>  Trip 2013   >  On Tipping and Haggling

At home, bargaining is not unheard of. You might try to negotiate a price at a garage sale or similar, and it’s quite normal for larger purchases (furniture, car, house, business deal). But most of the time, if you are buying a snack or a shirt or a pair of sunglasses, the price is as marked, and if you try to haggle people will just think you’re weird. I prefer this system because it makes all of those small transactions quick and unambiguous.

By contrast, tipping is quite normal in Canada, if not quite so endemic as in the US. That doesn’t make it right — I really dislike tipping as a practice. Too often, I find myself declining help carting luggage in a hotel because I have no small bills for a tip and don’t want to be thought of as cheap, even though I would actually quite like help. Or, equally, bizarrely resenting someone who carries bags I could have easily managed myself, because now I need to hand over a dollar. Of course, given the way the system is set up, you have to go along; wages are lower because staff are expected to get tips. But it just seems better to pay people fairly and not have me capriciously determining their income based on how much I choose to spend on a bottle of wine.

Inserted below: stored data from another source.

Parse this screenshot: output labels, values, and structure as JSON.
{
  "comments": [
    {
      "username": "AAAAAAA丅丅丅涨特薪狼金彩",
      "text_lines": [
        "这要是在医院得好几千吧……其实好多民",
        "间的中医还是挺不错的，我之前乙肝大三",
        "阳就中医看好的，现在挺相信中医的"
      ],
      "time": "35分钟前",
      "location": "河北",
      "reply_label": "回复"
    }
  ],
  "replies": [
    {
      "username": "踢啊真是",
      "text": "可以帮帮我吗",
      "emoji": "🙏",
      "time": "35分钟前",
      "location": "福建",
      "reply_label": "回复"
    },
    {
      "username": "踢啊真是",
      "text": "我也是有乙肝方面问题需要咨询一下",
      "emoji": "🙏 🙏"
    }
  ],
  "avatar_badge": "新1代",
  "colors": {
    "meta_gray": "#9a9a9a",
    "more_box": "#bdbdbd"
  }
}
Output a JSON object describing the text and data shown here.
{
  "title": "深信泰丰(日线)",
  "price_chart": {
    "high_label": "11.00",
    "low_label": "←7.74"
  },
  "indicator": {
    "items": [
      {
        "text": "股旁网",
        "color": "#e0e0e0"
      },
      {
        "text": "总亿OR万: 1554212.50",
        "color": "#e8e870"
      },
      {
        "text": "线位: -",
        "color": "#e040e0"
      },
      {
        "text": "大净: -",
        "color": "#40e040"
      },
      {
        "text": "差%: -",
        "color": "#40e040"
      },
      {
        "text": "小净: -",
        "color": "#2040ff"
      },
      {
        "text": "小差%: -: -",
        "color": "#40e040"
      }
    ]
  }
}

From this perspective, travelling in Japan was a dream — no tips, no haggling, everything costs exactly what it says it will. Australia will be great for the same reason. China was also fine; while they do have a bargaining culture, it doesn’t tend to apply to things like hotel rooms, train tickets, and restaurant meals, which is all we really bought in China. The Chinese also don’t tip, and neither do they expect tips.

But Vietnam and Cambodia, however, are something else again. Although the Vietnamese and Khmer people don’t practice tipping themselves, they are well aware that Westerners do. They also assume every transaction is a haggling opportunity: price of a tuk-tuk ride, price of a donut, whatever. If you pay the price they first quote you, you are a sucker.

Now overlay the vast disparity in wealth between me and whichever vendor is peddling their goods or services, and add a slathering of liberal guilt. The other day, a street vendor tried to sell me a donut for 20,000 dong. I laughed and walked away, the price was so outlandish; eventually I agreed to 15,000 dong for two donuts when she chased after me, which is almost certainly more than I ought to have paid. But at the same time, 20,000 dong is less than a dollar. I literally won’t notice the 65 cents one way or another. Meanwhile, many street vendors in Vietnam are from rural areas. They live away from their family for weeks at a time, work 15 hours a day, and take home about $10 a week to augment the meagre earnings of their rice farming so they can feed and educate their children. And I’m haggling over 65 cents?

So it is with tipping. Cambodia is even poorer than Vietnam, and Siem Reap is a tourist town providing various services for Westerners. If I pay $3 for a half hour foot massage (includes a beer! And free wifi!), it seems extravagant to tip $1 — that’s 1/3 the cost of the service. But one dollar is basically inconsequential to me, while it is a significant amount of money for the girl rubbing my feet. I’m not even sure she is paid a wage; she might be working exclusively for tips. It feels churlish to tip her only 50 cents, but there’s still a strong sense that it’s foolish or somehow patronizing to tip her more. And what of the tuk-tuk driver who is out of his bed at 4 am to take us to Angkor Wat? The maid who cleans our room? What’s the right amount?

I don’t know the answers to any of this. My moral intuition says that when the marginal value of a dollar is so much greater to someone else, it is meet and right to give it to them. I also believe that most of the time, direct cash transfers are the most effective means of charitable giving. But there are obviously limits to this thinking. I don’t need one dollar, but if I give away enough of them, I will feel the pinch. Capricious tips or overpayments from westerners are a poor way to effect social justice (not least because those with a tuk-tuk or a sunglasses stall or a job at a restaurant are likely much better off than peasants who I never encounter). There is also a strong natural instinct to bristle at being taken advantage of, or paying a price that is not “fair”.

But, then, fairness is what underlies all of this discomfort, because the basic Rawlsian truth is that it is not fair that some people are born in Cambodia and live on a few dollars a day while others are born in Canada and spend roughly that much per day on coffee. Who am I to hold back a tip because I feel someone with so few opportunities in life “didn’t earn it”?

Oh well. These are not injustices I can rectify, and certainly not with one tip or bargaining capitulation. I suppose I will muddle on, feeling badly when I do haggle and badly when I don’t, and feeling that every tip is both outlandishly high and woefully inadequate.